Turns out I fractured my arm. My wife and my doctor both asked how I managed to drive to work with a broken arm. I told them it just didn't hurt that much.

The reason it didn't seem that bad is because I also have gout. Gout reset my pain scale. What used to be a 8 is about a 3 now.

[–] FundMECFSResearch@lemmy.blahaj.zone 11 points 2 weeks ago (1 children)

Also adrenaline. I tore every single ligament in my knee and went on the whole day while limping thinking I was okay.

But you can’t think your way out sickness, all you can do is cope with pain the best you can.

[–] NABDad@lemmy.world 6 points 2 weeks ago

Yeah, no question. Pain is still pain. There's just an aspect of discovering how much more you can endure than you thought you could until what was once unbearable is just your normal.

[–] absGeekNZ@lemmy.nz 9 points 2 weeks ago

I understand this.

As a kid I had severe mouth and throat ulcers (autoimmune); it happened regularly. Turns out the drive to eat out weighs the pain response.

You can literally learn to bear pain.

I now have palindromic arthritis; this is also an autoimmune disorder. I feel pain in random parts of my body, usually around joints, but other times in the soft tissue. I am in fairly constant pain, but it is like a background level now.

This can be dangerous, it almost killed me earlier in the year, I got a "very nasty pneumonia" (doctors words) and waited too long to go to the hospital. The pain wasn't that bad...

[–] WoahWoah@lemmy.world 6 points 2 weeks ago* (last edited 2 weeks ago) (1 children)

Hope you're on permanent medication. Gout can and will cause permanent joint damage. I had a friend that started getting it pretty bad and he didn't do anything about it for several years except change what he ate.
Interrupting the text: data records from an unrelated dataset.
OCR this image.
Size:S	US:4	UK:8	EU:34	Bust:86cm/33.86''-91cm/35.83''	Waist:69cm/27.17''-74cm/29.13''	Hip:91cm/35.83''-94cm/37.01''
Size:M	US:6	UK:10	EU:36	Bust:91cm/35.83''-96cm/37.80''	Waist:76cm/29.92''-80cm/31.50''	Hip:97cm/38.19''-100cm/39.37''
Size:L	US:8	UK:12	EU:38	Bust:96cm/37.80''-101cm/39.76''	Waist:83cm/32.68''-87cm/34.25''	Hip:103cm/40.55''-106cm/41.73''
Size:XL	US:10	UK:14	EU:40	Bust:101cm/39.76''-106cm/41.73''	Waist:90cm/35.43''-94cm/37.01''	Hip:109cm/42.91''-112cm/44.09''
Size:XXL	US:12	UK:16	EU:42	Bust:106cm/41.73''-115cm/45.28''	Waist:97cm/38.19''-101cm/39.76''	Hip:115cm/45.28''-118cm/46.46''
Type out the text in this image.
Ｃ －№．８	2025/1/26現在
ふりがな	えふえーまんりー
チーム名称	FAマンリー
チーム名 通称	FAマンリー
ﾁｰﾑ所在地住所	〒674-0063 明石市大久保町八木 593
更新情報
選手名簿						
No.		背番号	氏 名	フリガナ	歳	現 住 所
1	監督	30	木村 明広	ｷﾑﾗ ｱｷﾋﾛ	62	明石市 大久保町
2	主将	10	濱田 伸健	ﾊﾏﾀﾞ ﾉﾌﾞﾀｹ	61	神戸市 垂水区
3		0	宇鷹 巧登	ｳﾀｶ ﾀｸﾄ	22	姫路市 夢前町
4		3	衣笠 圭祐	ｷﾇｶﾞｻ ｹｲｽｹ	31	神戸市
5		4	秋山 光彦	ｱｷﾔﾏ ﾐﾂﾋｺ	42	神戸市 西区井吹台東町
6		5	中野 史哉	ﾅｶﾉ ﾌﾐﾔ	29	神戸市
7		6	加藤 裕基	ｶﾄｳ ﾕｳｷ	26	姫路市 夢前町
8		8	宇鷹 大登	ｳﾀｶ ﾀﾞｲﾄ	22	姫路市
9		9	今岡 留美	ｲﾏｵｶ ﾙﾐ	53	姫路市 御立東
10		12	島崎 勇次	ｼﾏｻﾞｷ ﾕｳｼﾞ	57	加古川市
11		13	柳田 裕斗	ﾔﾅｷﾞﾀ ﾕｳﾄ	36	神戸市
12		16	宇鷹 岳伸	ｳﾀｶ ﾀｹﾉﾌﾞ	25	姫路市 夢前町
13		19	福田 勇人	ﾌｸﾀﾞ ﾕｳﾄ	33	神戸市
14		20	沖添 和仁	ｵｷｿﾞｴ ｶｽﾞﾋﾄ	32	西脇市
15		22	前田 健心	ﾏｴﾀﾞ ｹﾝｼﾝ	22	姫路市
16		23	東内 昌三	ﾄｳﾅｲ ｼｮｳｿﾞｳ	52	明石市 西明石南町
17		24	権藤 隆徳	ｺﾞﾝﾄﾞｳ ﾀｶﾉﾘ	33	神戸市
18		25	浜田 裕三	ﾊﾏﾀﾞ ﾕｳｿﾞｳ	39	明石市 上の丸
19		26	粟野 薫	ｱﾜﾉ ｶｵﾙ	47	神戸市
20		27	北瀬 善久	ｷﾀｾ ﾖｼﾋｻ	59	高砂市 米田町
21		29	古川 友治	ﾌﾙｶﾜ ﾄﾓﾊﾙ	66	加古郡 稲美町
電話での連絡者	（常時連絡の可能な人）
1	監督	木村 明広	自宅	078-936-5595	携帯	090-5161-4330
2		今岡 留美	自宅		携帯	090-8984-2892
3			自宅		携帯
He went through like five jobs because of it, he was basically unable to leave bed for weeks at a time. Now he has lost permanent mobility in one of his feet or toes or something so he has a limp and his knee is pretty janky too.

[–] NABDad@lemmy.world 2 points 2 weeks ago

I'm on allo now, but it took too long and the damage is done. Not so bad that I can't still move. Just enough to remind me that I screwed up.